"An all-time global all-star team will be announced during an IIHF gala in Quebec City when the world championship tournament is held in Canada for the first time next spring. Games also will be played in Halifax.
"If nothing else, it's going to cause some discussion if not arguments," Canadian IIHF executive council member Murray Costello of Ottawa said of the all-star selections.
To be picked, a player "must have had an outstanding playing career and significant impact in international ice hockey over a period of at least a decade."Very interesting! What I'm not clear on at this point is how many will be honoured? Will they select 12 forwards, 6 defenseman and 2 goalies? Regardless, the decade of service criteria is certainly understandable, although it eliminates a lot of Canadian players, if not most of them. Also, the Soviets rightly should dominate this team, so it will be interesting to see how they properly represent other nations on this all world team. Likely, a few top Soviet players will get bumped, rightly or wrongly.

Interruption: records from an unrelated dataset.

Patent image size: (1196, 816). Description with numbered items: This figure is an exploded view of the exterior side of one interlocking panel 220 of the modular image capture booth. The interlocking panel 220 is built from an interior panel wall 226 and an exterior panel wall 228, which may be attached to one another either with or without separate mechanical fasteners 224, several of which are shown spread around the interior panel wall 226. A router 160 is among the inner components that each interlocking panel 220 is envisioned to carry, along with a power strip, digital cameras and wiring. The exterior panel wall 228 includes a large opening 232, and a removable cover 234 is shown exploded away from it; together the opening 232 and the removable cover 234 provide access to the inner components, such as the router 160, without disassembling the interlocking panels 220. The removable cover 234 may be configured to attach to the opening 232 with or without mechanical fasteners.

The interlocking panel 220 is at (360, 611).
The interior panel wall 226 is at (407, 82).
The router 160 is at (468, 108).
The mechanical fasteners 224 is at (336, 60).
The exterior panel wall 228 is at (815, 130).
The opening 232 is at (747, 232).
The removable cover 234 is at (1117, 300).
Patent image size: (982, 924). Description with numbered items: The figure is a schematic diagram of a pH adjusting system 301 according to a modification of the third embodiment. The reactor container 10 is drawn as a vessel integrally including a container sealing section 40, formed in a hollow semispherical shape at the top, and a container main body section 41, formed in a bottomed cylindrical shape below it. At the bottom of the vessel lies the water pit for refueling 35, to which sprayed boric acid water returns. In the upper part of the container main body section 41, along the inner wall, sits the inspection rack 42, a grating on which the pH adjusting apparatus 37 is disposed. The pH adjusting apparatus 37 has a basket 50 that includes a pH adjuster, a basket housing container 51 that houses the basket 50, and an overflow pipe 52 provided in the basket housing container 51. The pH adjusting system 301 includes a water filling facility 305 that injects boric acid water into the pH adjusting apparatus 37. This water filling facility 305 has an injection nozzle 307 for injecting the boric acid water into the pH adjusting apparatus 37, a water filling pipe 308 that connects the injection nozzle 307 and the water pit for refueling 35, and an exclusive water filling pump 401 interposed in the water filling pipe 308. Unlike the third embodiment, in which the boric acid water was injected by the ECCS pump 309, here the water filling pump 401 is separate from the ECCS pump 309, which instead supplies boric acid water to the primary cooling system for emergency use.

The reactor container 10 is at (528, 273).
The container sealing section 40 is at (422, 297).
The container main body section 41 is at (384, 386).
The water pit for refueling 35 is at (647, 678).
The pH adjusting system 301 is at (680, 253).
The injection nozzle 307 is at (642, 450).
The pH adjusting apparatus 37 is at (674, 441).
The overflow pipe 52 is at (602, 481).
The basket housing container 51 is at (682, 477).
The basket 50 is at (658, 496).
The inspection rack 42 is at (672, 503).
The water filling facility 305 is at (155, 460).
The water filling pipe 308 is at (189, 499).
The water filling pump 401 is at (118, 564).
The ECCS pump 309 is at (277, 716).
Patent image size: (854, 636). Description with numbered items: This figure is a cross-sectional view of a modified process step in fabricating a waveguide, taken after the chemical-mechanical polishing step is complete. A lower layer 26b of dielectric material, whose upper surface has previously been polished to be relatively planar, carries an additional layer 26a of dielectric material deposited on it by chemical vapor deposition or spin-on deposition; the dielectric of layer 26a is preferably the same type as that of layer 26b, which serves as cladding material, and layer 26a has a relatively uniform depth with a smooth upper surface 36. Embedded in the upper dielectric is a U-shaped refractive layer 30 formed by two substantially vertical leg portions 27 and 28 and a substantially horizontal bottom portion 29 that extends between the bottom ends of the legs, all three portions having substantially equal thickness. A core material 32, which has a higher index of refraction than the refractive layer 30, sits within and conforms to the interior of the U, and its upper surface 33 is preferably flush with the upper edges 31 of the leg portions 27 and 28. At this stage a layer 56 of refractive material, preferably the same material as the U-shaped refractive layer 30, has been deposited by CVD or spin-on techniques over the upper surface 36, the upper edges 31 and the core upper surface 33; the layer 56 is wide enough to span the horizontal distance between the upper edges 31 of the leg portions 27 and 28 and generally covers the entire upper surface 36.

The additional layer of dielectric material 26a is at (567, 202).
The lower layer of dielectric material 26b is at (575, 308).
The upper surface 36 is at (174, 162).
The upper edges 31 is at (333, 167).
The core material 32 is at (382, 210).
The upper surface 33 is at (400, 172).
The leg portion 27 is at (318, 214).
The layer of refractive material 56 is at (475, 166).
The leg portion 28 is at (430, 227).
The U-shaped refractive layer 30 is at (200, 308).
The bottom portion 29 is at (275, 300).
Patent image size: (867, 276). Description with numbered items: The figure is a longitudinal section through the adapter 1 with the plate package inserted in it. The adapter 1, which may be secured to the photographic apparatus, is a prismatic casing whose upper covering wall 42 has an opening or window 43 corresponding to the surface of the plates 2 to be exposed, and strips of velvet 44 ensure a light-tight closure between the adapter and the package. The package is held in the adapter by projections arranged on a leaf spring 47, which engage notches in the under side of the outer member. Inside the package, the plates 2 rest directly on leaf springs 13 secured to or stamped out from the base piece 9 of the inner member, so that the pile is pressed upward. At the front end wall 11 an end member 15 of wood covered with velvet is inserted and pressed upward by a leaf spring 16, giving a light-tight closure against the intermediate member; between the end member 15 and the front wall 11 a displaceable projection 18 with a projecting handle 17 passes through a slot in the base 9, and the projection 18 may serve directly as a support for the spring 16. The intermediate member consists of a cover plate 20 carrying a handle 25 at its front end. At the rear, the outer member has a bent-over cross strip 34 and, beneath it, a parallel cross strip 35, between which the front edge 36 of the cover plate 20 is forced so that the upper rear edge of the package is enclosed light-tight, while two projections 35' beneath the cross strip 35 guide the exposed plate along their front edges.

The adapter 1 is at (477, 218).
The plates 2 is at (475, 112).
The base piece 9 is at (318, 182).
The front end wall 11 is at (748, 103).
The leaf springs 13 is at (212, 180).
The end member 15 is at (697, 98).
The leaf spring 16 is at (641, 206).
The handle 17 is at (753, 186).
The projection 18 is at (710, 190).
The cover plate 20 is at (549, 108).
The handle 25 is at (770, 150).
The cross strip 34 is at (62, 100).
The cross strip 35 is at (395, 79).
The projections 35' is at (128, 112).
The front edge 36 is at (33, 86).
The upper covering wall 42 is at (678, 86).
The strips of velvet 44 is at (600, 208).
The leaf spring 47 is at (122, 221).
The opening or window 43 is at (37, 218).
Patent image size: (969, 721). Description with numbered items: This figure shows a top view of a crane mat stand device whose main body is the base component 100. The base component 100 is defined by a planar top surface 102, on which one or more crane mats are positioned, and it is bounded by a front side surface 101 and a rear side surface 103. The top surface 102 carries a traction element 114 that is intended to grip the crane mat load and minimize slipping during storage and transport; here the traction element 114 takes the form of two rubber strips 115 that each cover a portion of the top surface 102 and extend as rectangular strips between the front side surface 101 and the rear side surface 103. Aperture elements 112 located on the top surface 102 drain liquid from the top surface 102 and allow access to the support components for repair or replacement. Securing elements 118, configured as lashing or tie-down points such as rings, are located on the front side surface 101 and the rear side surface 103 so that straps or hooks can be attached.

It's probably Greatest Hockey Legends.com's best kept secret, but I do profile many international players as well as NHLers. You can read the biographies of many international stars at http://www.internationalhockeylegends.blogspot.com/
Over the coming days I want to take a look at the candidates for the All World Team. I will look at the candidates first of all by position, and then by country. I will start on Thursday by looking at the goaltenders.
Right now I'd like to comment about the upcoming American revolution in hockey. I know, I know, Canadians are cringing and rolling their eyes, but we better face the facts: hockey may only be a regionally popular sport in the United States, but significant population numbers, an excellent junior hockey program and the high draft rankings of many American players have the American's future looking very bright.
Exhibit A: The University of Michigan Wolverines are one of the most storied college hockey powers, with one of the most storied coaches in Red Berenson. For years they have dominated thanks to Canadian imports, but now only three players are Canadian.
“In recent years there’s definitely been an emergence of players coming out of U.S. minor hockey who are just as good as Canadian kids,” Berenson said. “We’re recruiting a kid from Texas. Who would have thought that 10 years ago?”
Exhibit B: The United States has recently had striking success with their U18 national team program. Instead of sending their elite junior players all across the country to play for a wide array of teams and coaches as in Canada's junior system, most of the top under 18 American players play in a national team program, guided by one mentor.
The results: At the U18 world championships, since 2002 the Americans have won 3 gold medals and 2 silver. Canada has won 1 gold and 1 silver. Granted, the training has not paid off at the U20 world championships, the shining jewel of junior hockey. The US has 1 gold and 1 bronze in the past 6 years. Canada has 3 golds and 3 silvers.
Update: We also need to credit the USHL. James Mirtle has better look at the USHL's success.
Exhibit C: Look at the great list of American players who were all drafted high in the NHL Entry Draft in the past few seasons: Erik Johnson, Jack Johnson, Patrick Kane, James van Riemsdyk, Phil Kessel, Peter Mueller, Kyle Okposo, Ryan McDonagh, Kevin Shattenkirk, Jack Skille, and Bobby Ryan. Now likely there will be a couple of misses in that group, but as you can see, the coming generation of American teams have no shortage of talent.
All of that is for the future. Today we also celebrate the past American generation, with Jeremy Roenick scoring his 500th NHL goal and Mike Modano becoming the NHL's highest scoring American born player of all time. ESPN.com's David Amber naming his list of the top 10 American players of all time.
Say what you want about Amber's top 10 list. What I do know is that I do not disagree with his top choice.